I didn’t see the pylon before because it wasn’t there.
It’s another glitch from my VR chip.
“What’s wrong?” Cole asks. His eyes glaze, following mine, and he stiffens as he looks toward the pylon.
“Wait, you’re seeing this too?” I ask.
He shoots me a cautious look. “It’s a public feed from your panel. What is this?”
“I don’t know. I think my tech is glitching. It just did this a minute ago too.”

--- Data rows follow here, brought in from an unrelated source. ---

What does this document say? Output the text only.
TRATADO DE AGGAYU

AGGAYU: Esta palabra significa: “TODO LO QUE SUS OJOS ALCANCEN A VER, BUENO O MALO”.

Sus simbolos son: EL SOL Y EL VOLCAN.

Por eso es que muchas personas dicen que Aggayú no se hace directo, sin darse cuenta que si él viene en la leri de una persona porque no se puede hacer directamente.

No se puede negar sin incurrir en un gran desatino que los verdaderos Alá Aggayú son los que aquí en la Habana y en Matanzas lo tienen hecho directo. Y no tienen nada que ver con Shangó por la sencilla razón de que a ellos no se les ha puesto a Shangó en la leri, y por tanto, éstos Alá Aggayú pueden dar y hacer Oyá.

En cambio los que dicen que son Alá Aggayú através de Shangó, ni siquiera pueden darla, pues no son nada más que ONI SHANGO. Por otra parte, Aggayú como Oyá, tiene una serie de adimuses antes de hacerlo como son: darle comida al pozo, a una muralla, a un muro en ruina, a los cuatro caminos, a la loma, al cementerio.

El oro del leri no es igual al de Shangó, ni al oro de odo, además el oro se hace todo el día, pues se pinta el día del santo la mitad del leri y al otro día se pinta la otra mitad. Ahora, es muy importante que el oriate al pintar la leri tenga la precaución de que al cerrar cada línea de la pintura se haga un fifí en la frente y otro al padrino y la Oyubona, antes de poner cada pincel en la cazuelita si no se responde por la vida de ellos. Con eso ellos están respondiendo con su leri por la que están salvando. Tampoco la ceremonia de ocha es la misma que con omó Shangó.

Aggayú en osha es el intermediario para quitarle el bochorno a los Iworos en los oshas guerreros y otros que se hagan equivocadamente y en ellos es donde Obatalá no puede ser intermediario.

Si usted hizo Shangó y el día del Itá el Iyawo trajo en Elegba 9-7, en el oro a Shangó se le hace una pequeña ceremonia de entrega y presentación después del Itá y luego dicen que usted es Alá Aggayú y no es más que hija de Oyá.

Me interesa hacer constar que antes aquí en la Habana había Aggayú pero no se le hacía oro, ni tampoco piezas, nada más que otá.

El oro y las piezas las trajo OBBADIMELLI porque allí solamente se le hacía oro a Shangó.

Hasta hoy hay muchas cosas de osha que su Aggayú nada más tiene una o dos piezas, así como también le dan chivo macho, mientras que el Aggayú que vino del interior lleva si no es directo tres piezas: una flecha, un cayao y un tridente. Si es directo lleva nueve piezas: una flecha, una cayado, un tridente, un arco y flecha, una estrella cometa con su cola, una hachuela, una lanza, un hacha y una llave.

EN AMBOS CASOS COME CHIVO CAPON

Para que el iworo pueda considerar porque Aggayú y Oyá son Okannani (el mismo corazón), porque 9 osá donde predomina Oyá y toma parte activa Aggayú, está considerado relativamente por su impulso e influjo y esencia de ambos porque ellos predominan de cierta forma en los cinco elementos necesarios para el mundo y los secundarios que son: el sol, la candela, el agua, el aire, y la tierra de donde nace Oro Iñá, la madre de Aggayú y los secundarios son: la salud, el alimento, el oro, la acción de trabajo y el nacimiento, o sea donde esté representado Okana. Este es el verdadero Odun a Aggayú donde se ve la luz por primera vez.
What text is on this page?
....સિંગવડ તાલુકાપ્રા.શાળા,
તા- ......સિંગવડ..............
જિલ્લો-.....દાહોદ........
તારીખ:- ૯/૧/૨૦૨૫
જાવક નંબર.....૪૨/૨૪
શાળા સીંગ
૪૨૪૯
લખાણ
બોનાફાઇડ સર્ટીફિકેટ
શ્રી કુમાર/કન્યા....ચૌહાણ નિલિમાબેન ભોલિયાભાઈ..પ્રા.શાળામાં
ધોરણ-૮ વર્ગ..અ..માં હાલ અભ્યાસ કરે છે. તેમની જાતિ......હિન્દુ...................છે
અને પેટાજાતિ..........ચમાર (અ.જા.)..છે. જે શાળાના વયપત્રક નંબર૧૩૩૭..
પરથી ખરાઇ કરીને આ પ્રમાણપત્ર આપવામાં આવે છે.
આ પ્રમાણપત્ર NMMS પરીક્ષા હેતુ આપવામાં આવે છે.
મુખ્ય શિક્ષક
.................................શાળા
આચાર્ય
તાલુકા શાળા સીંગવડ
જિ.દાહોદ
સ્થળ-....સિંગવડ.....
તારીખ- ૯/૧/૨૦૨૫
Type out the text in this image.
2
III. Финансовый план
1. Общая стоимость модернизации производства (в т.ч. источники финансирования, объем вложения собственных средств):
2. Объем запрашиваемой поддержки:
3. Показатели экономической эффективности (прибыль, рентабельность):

I try to summon my panel’s menu, but my vision just flickers. The pylon is still standing, an electric hum rising in the air. I know it isn’t real, but that doesn’t stop the jolt of fear that runs through me when a pale figure appears at my side.
I turn around, bracing myself, but I already know who I’ll see.
Jun Bei is back, standing in the middle of the clearing, a gust of wind ruffl
ing her long black hair. She’s wearing the same oversize jacket over a white hospital gown, her feet in scuffed black boots. There’s a stray eyelash on her cheek, a fine dusting of dark hairs on her legs. The jacket’s sleeve slips back as she lifts her hand to push a lock of hair from her face, and the cobalt glow of her panel lights up the curve of her jaw.
She looks so alive.
Cole is frozen beside me, his eyes wide. Jun Bei is shivering, her hands clutching the jacket tight around her shoulders. Flecks of white drift across her face, settling on her glossy hair. Snow. It swirls through the air, spreading as I watch until it’s falling around us, too. A dusting stretches across the clearing, and Jun Bei shivers, dragging the back of her hand across her nose, then scrunches up her face and lets out a high-pitched sneeze.
My heart clenches. She’s just a kid.
She must be fourteen, maybe fifteen. Frightened and alone. She suddenly looks so fragile. There are red scars curling up from the neck of her gown, a bandage wrapped around her wrist.
Lachlan did that to her. He hurt her. He cut her open.
What kind of a monster could do that to a child?
“Why are you showing me this?” Cole asks, his voice wavering. The expression on his face is like an open wound.
“I . . . I’m not,” I say. “I don’t know what’s happening.”
Jun Bei crosses her arms over her chest, huddling in the jacket. She lifts her head to scan the trees behind us, and I turn, following her eyes. Something is moving in the forest, back toward the trail. Shadows flicker in the branches, footsteps carrying on the wind. A gust of snow swirls through the trees, clearing to reveal a troop of guards marching through the forest, dressed in black Cartaxus uniforms. Cole reaches for my hand as a figure strides through the trees behind them.